咎狗の血シリーズ
明かりが消えただけだというのに、部屋の温度が冷えた気がする。
アキラは背筋に寒気を感じ、ぶる と身を震わせた。
カーテン越しの街の灯りは窓の形をぼんやりと浮き上がらせる程度で、かえって室内の暗さを強調するだけだった。
「寒いのか?」
アキラが答えを返す前に、抱き寄せる源泉の腕に力が篭る。
真摯な響きの低い声に、アキラの胸がどきりと跳ねた。
「……大丈夫だ」
いつものように後ろから抱きかかえられているだけなのに、緊張で声が震えた。
「そうか。
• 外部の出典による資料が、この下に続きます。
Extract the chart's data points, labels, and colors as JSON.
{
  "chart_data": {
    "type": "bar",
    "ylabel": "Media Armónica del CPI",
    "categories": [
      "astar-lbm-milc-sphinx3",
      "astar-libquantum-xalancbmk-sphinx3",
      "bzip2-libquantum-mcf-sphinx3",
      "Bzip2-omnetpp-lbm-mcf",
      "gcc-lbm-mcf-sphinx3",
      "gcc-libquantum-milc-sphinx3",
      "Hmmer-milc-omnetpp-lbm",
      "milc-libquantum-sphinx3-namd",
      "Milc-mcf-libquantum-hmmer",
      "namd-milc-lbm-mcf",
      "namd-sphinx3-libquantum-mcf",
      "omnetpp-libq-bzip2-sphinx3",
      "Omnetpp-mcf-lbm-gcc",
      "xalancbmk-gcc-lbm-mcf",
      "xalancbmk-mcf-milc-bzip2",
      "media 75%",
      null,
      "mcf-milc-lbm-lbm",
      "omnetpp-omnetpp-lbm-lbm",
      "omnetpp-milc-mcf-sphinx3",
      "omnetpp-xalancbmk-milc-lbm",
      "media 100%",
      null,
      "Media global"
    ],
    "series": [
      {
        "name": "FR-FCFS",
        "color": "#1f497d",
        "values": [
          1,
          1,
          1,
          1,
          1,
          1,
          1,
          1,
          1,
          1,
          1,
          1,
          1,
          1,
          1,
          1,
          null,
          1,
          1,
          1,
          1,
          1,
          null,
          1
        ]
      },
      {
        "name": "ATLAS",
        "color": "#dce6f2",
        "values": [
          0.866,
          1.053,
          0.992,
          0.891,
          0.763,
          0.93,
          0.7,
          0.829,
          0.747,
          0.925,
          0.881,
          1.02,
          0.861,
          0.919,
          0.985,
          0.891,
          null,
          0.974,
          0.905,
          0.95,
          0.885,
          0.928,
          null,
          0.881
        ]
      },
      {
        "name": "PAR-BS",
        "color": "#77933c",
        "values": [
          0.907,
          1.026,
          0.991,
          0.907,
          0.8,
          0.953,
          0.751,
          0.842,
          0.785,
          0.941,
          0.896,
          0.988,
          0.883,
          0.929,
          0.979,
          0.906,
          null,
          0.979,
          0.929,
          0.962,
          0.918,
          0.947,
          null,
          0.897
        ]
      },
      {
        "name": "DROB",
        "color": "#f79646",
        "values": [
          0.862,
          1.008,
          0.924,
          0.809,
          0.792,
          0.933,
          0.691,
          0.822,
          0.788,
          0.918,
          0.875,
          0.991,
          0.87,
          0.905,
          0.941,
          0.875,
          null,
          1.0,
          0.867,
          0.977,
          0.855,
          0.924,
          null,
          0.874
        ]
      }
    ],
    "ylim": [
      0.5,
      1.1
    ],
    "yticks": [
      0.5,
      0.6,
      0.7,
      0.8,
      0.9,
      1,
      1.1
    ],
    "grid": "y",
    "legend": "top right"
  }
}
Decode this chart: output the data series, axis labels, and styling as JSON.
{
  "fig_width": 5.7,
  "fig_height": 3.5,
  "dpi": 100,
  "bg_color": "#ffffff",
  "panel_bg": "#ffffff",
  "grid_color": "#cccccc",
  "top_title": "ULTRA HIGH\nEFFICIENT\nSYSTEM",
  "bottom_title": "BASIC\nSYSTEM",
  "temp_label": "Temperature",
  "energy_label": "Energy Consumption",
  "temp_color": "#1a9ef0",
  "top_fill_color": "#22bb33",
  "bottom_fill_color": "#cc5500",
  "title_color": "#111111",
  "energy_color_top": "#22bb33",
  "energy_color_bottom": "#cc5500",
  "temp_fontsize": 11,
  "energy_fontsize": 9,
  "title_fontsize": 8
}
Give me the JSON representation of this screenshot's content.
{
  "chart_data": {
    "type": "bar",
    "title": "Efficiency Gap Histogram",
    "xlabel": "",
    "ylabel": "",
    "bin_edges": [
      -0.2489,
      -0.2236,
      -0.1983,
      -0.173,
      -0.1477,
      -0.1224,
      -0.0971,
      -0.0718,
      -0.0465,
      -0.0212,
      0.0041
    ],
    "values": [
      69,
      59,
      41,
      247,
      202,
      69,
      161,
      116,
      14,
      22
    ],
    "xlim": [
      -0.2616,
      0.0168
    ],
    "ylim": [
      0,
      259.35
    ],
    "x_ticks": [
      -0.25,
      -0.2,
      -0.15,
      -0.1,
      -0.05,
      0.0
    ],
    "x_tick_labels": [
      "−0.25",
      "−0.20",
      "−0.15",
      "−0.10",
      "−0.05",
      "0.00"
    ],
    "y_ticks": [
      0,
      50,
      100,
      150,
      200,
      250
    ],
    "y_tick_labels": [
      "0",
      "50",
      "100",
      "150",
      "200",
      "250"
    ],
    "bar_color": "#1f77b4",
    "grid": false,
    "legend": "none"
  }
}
……なら……いいか?」
尋ねる声はどこまでも真面目で、本気だった。
もう悪ふざけはしないから抱かせてくれと言われた。
久しぶりの逢瀬に舞い上がり過ぎていたと謝られた。
そうして静かに抱きしめられて、アキラは一言うんと答えた。
今またいいかと尋ねる源泉に、アキラは小さくうんと頷いた。
ベッドサイドのライトが小さく灯る。
顔だけ見せてくれな? と耳元で囁かれ、熱い火照りが身体に戻った。
源泉の両の掌が胸と腹を揉むようにしながら撫でまわす。
首筋を這う舌の感触に背筋が震えた。
「っふ……あっ……ん」
「アキラ……」
1週間の予定の取材が10日に延びた。
出発前も慌しくてかれこれ半月近くはSEX抜きで過ごしていたのだ。
行為に慣れてきたとはいえ、期間が開きすぎた。
丁寧に解してやらなければ、傷つけてしまう。
自分を抑えてアキラの身体を馴らすには、悪ふざけでもして気を逸らすしかなかった。
とはいえ緊縛プレイというのはやり過ぎだったと自分でも思う。
アキラの言葉が素っ気無いのはいつものことだ。
淋しかったと素直に甘えてくれるはずがないのも判っている。
それならせめて、身体だけでも素直に感じて欲しかった。
待ち焦がれていたのだと、あっさり果てて欲しかった。
なのにその手を拒むから、ムキになって追い詰めた。
焦がれていたのは、自分の方だった。
背中に触れる胸板を通して、早鐘のように脈打つ鼓動が伝わってくる。
ふいに源泉の顔が見たくなった。
軽く身体を捩り顔を後ろに向けると、当たり前のように顎を持たれ唇を塞がれた。
唇が触れ合う直前にちらりと見えたその顔は、あまり余裕があるようには見えなかった。
「……っは、ん……んはぁっ……あ、んんっ……」
「ん……はっ……んむっ……んっ……」
キスの合間の吐息が荒い。
尻にあたる源泉のペニスの熱を感じて、アキラはようやく安堵した。
あのまま、縛られたままで、犯されるように抱かれるのでも構わなかった。
遊びで出かけていたわけではないのだ。
無事の帰宅を喜びこそすれ、遅くなった事を責めるつもりなど無い。
共に連れて行くには力不足だから置いていかれるのだと判っている。
置いていかれて淋しいなどと、源泉を困らせるような事を言うつもりは無かった。
なのに詫びるような優しい手つきで煽るから、情けなくて涙が零れた。
自分が昇り詰めるより、源泉に感じて欲しかった。
置いていくんじゃなかったと、後悔させるくらいの自分でいたいから。
本当は、早くひとつになりたいだけだった。
捩る身体に沿わせるように、放り出したままの脚が引き寄せられた。横抱きにしっかりと抱え込まれたアキラは、尻の下に源泉のペニスのぬめりを感じて腰を揺らした。
びくりと一瞬身を竦ませた源泉の手が、そろそろと下りてくる。
アキラはそっと脚を開いてその手を招き寄せた。